Through a series of conversations with Miriam Fernandes and Sturla Alvsvaag, David Suzuki and Tara Cullis recall the first time they met, recall their adventures in the Amazon, and reflect on their eternal dedication to the planet. Photo courtesy of Why Not Theater

Jain and Fernandes spent nearly three weeks with Suzuki and Cullis at their home in British Columbia learning about their lives and flipping through old photo albums. “It was a delicious process,” says Suzuki. “All we did was talk about ourselves. Who doesn’t like to talk about themselves? “

Jain was especially captivated by Suzuki’s sense of humor. When Jain told him it might take three years to finish the work, Suzuki said, “You better hurry. I’m 82 years old and I’m going to die soon. “

Jain and Fernandes distilled the conversations into a realistic production that gleefully breaks the fourth wall. The actors read the scripts and acknowledge, midway through the play, that they are creating a play. The approach favors honesty over artifice. “What I really wanted to convey to the audience is what it’s like to spend time with these two people,” says Jain.

When the team premiered the production in Vancouver in February 2020, it became clear that the star of the show was not Suzuki, the celebrated scientist, but Cullis, the behind-the-scenes hero who came up with the idea for the David Suzuki Foundation. and he organized a trip that saved a strip of the Amazon from destruction.
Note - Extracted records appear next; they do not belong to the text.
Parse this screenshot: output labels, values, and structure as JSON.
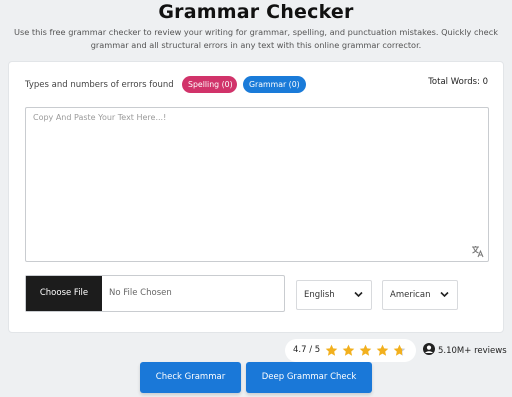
{
  "header": {
    "title": "Grammar Checker",
    "description": "Use this free grammar checker to review your writing for grammar, spelling, and punctuation mistakes. Quickly check grammar and all structural errors in any text with this online grammar corrector."
  },
  "errors": {
    "label": "Types and numbers of errors found",
    "spelling_label": "Spelling (0)",
    "grammar_label": "Grammar (0)"
  },
  "total_words": "Total Words: 0",
  "editor": {
    "placeholder": "Copy And Paste Your Text Here...!"
  },
  "file": {
    "choose_label": "Choose File",
    "status": "No File Chosen"
  },
  "language_select": {
    "value": "English"
  },
  "variant_select": {
    "value": "American"
  },
  "rating": {
    "score": "4.7 / 5",
    "stars_value": 4.7,
    "stars_max": 5
  },
  "reviews": "5.10M+ reviews",
  "actions": {
    "check_label": "Check Grammar",
    "deep_label": "Deep Grammar Check"
  },
  "colors": {
    "primary": "#1a78d8",
    "spelling": "#d1336a",
    "grammar": "#1a7bd9",
    "star": "#f2b01e"
  },
  "icons": {
    "resize": "translate-icon",
    "chevron": "chevron-down-icon",
    "user": "user-icon",
    "star": "star-icon"
  }
}
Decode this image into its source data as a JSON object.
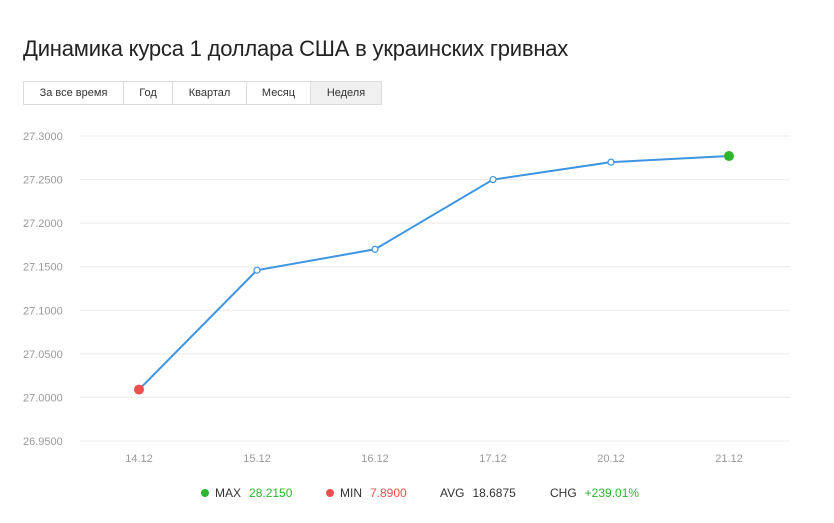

What You Won’t Do For Love is available to stream online between December 3-19. Photo courtesy of Why Not Theater

“Much of what I do, she has been the force behind me, holding me or sending me, and she never gets recognition,” says Suzuki. After the show, she adds, “there was a lineup of women who wanted to thank Tara. A woman was sobbing. He could barely speak. “

As it turned out, that was the only live performance by What you will not do for love. The pandemic prevented the play from going on tour in March 2020, so Jain, who had never made a movie before, put together a team to turn the show into a movie.

In many ways, the story is well suited to cinema. The filmed conversations take place not on a stage, but in a variety of intimate settings, in Suzuki and Cullis’s living room, around their dining table, in a back garden, and on a porch with a mountainous view, providing a look at their lives.

What you won’t do for love is available to stream online December 3-19.

Jain is looking forward to a live tour of several Canadian cities in 2022. There’s just one problem: In an effort to minimize their carbon footprint, Suzuki and Cullis no longer fly, so they will need to find another way to travel across the globe. country. .

Nobody said that saving the world through theater would be easy.